Heuristica can be used to reproduce results from prior research, making sure to have the same data set and heuristics. Consider the city population results on page 103 of Simple Heuristics That Make Us Smart (citation below). It reported the following percent correct for models fitting city populations– that is, when the models are given all 83 cities to fit and then are asked to estimate the poulation of the same 83 cities:

Regression Dawes Take The Best Minimalist
74 74 74 70

# Getting the same data and models

## Data set

To use the exact same data set as that research, we need city_population_original, even though it had some transcription errors from the almanac. (city_population corrected the transciption errors.)

## Models

Here is how the models from prior research map the heuristica models:

Regression Dawes’ model Take The Best Minimalist
regInterceptModel unitWeightModel ttbModel minModel

Two of the mappings are non-obvious.

regInterceptModel By default, regression models include the intercept, so prior research included it, and that maps to regInterceptModel. However, when comparing two estimates, the intercepts cancel out, so fitting the intercept just wastes a degree of freedom. Future research should use regModel.

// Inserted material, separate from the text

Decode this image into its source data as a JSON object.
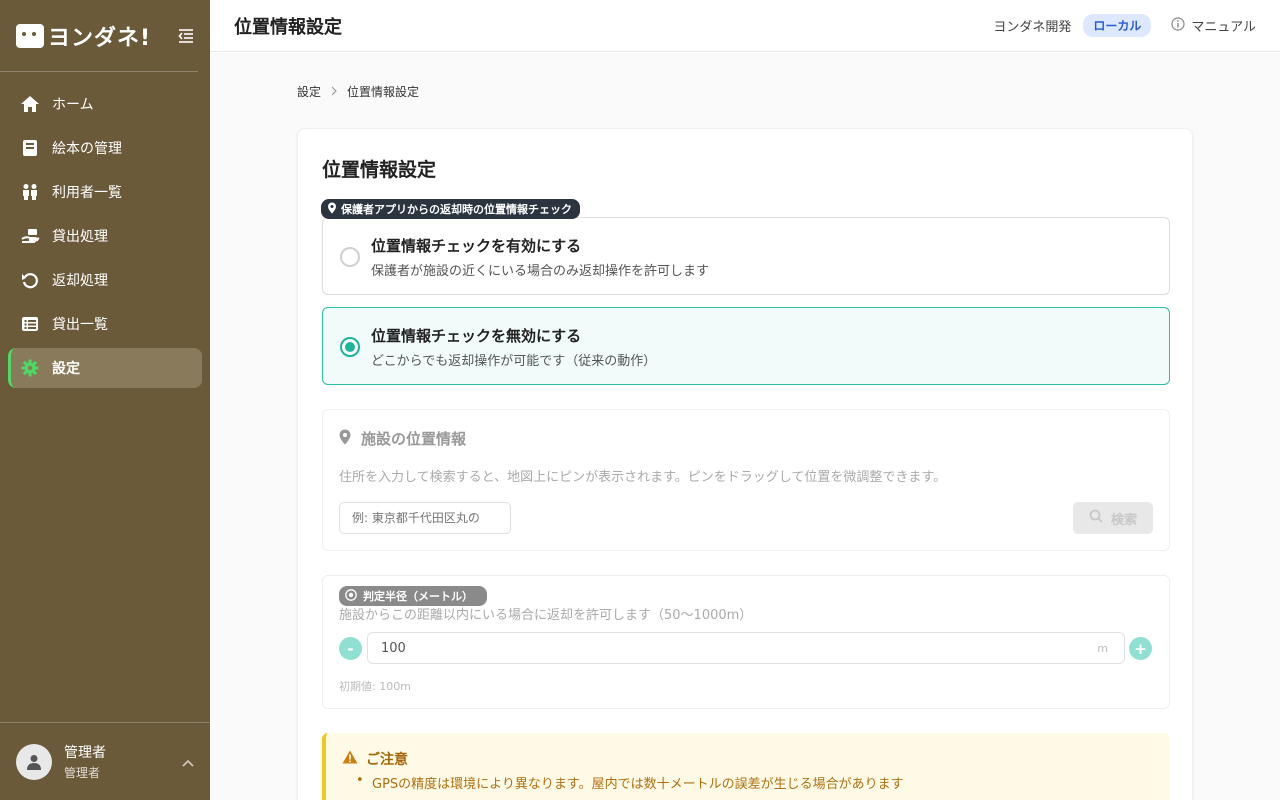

unitWeightModel Because the term “dawes model” did not catch on, this package uses the more commonly-known descriptive name, unitWeightModel. The models are the same.

(Likewise Franklin’s model from the book maps to validityWeightModel in heuristica.)

# Simulation

Now fit the models to the data. Regression will determine its beta weights, ttb will determine cue order, and unit weight linear and minimalist will determine cue direction (whether having a soccer team is associate with higher or lower population).

data_set <- city_population_original
criterion_col <- 3    # Population
cols_to_fit <- 4:ncol(data_set) # The 9 cues

reg <- regInterceptModel(data_set, criterion_col, cols_to_fit)
ttb <- ttbModel(data_set, criterion_col, cols_to_fit)
unit <- unitWeightModel(data_set, criterion_col, cols_to_fit)
min <- minModel(data_set, criterion_col, cols_to_fit)

To determin the percent of correct inference in fitting, pass the exact same data set into the percent correct function with the fitted models.

out <- percentCorrectList(data_set, list(reg, ttb, unit, min))
# Round values to make comparison easier.
round(out)
##   regInterceptModel ttbModel unitWeightModel minModel
## 1                74       74              74       71

The results match the results reported in the book– 74% correct for all models except minimalist, which got only 70% correct.

# Prediction

The code abov simulations fitting. To simulate prediction, fit the models with a subset of the cities and run percentCorrect with the other cities. Then repeat for various ways to split the data and run summary statistics on the results. A demonstration of how to do this is in the cross-validation vignette.